Tuesday, April 25, 2006

Bush Re-Invokes WMDs in Iraq

With his approval ratings continuing to fall, Bush again goes to the well of "national security" in a speech before the Orange County Business Council Monday, April 24, 2006, in Irvine, Calif.

Acknowledging that "It's real important for the President to pay attention to people, what's on their mind . . . ." Bush reminded us of what he's always thinking about:

I wish I could report to you that the war on terror was over. It's not. There is still an enemy that wants to do us harm. And the most important job of the President of the United States is to protect the American people from that harm. That's -- and I think about it all the time.

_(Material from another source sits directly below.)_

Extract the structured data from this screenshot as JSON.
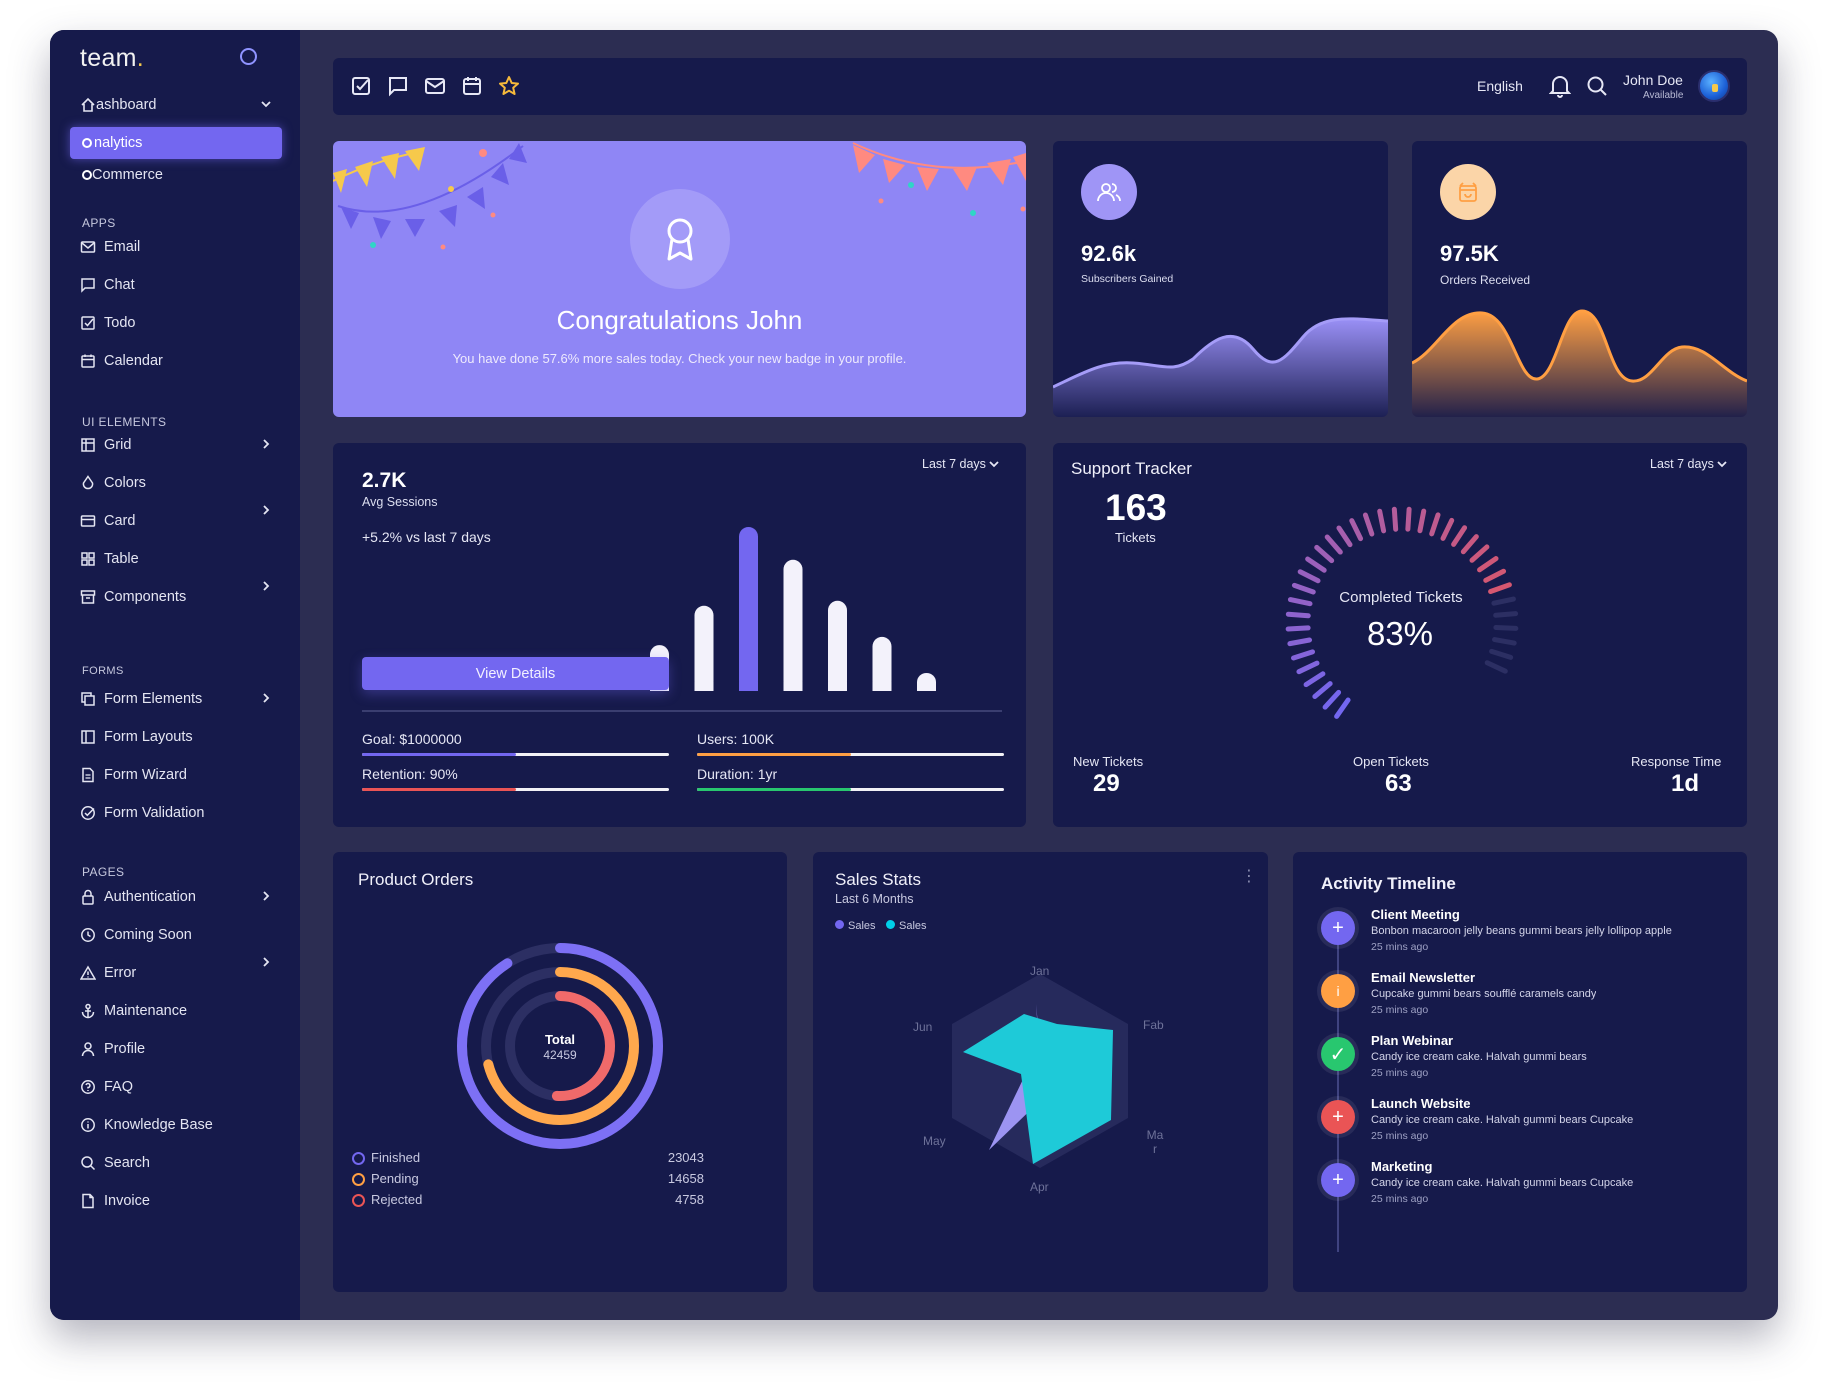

He naturally invokes 9/11, again, after reminding us he's the Decider:
As you know, well, I make a lot of decisions, and at the core of my decision-making when it comes to protecting America is the lessons learned from September the 11th, 2001. My job is to use the resources of the United States to prevent such an attack from happening again. And the first lesson of September the 11th, 2001 is that we face an enemy that had no regard for innocent life, an enemy which has hijacked a great religion to suit their political needs.

And once you've invoked 9/11, might as well go all the way:
Iraq has -- had weapons of mass destruction and has the knowledge as to how to produce weapons of mass destruction. And the confluence of a terrorist network with weapons of mass destruction is the biggest threat the United States of America faces.

Note the Freudian slip -- "Iraq has" weapons of mass destruction. And despite all those Iraqis we've killed or captured, the ones with "knowledge at to how to produce weapons of mass destruction" still elude us. After three years.

But wait! Bush has a strategy:
But it's very important for the American people to understand that they're trying to run us out of Iraq for a purpose. And the purpose is to be able to have safe haven from which to launch further attacks. And I understand it. And we've got a strategy in place to achieve victory.

And what might that strategy be, President Bush?
Yesterday I went over to Twentynine Palms -- I want to tell you something about the United States military. . . .And I told them, I told them they didn't have to worry about me. I believe we're going to win in Iraq. And a victory in Iraq will be a major blow to the totalitarian vision of bin Laden and his lieutenants -- a major blow. One, it will be a tactical blow. We'll deny them that which they want. But secondly, it will be a major blow because, in the long-term, the best way to defeat an ideology of hatred is with an ideology of hope.

Uh, yeah. But about that strategy?
I based a lot of my foreign policy decisions on some things that I think are true. One, I believe there's an Almighty, and secondly, I believe one of the great gifts of the Almighty is the desire in everybody's soul, regardless of what you look like or where you live, to be free. I believe liberty is universal. I believe people want to be free. And I know that democracies do not war with each other.

So your strategy to defeat Islamic extremists is to say God told you to go to war with them? To invade their country? And to do all this by lying to the people of the United States? How's that working for you?
You know, it's really important for people to be able to connect the concept of freedom to our security. And it's hard. It's hard, particularly in a day and age when every act of violence is put in your living room. And I know that. I fully understand the challenge I face as the Commander-in-Chief to describe to the American people why the sacrifice is worth it.

Yes, it IS hard to convince the American people to give up their civil liberties, to send their loved ones to die or be maimed, to allow their children and grandchildren to pay for a war based on lies. Maybe that's why your approval ratings are so low.

One other choice comment:
And the United States government, whether you agree with my policy or not, must stand by our troops. When they're in harm's way, they deserve the best pay, the best equipment, and the best possible support.

Which is why Bush has been unable to get armored equipment to the troops even after three years of war, why he has cut veteran's benefits, and why he hasn't attended a single funeral of a soldier killed in Iraq.

But remember -- 9/11 -- weapons of mass destruction -- everybody wants freedom -- support the troops -- it's hard.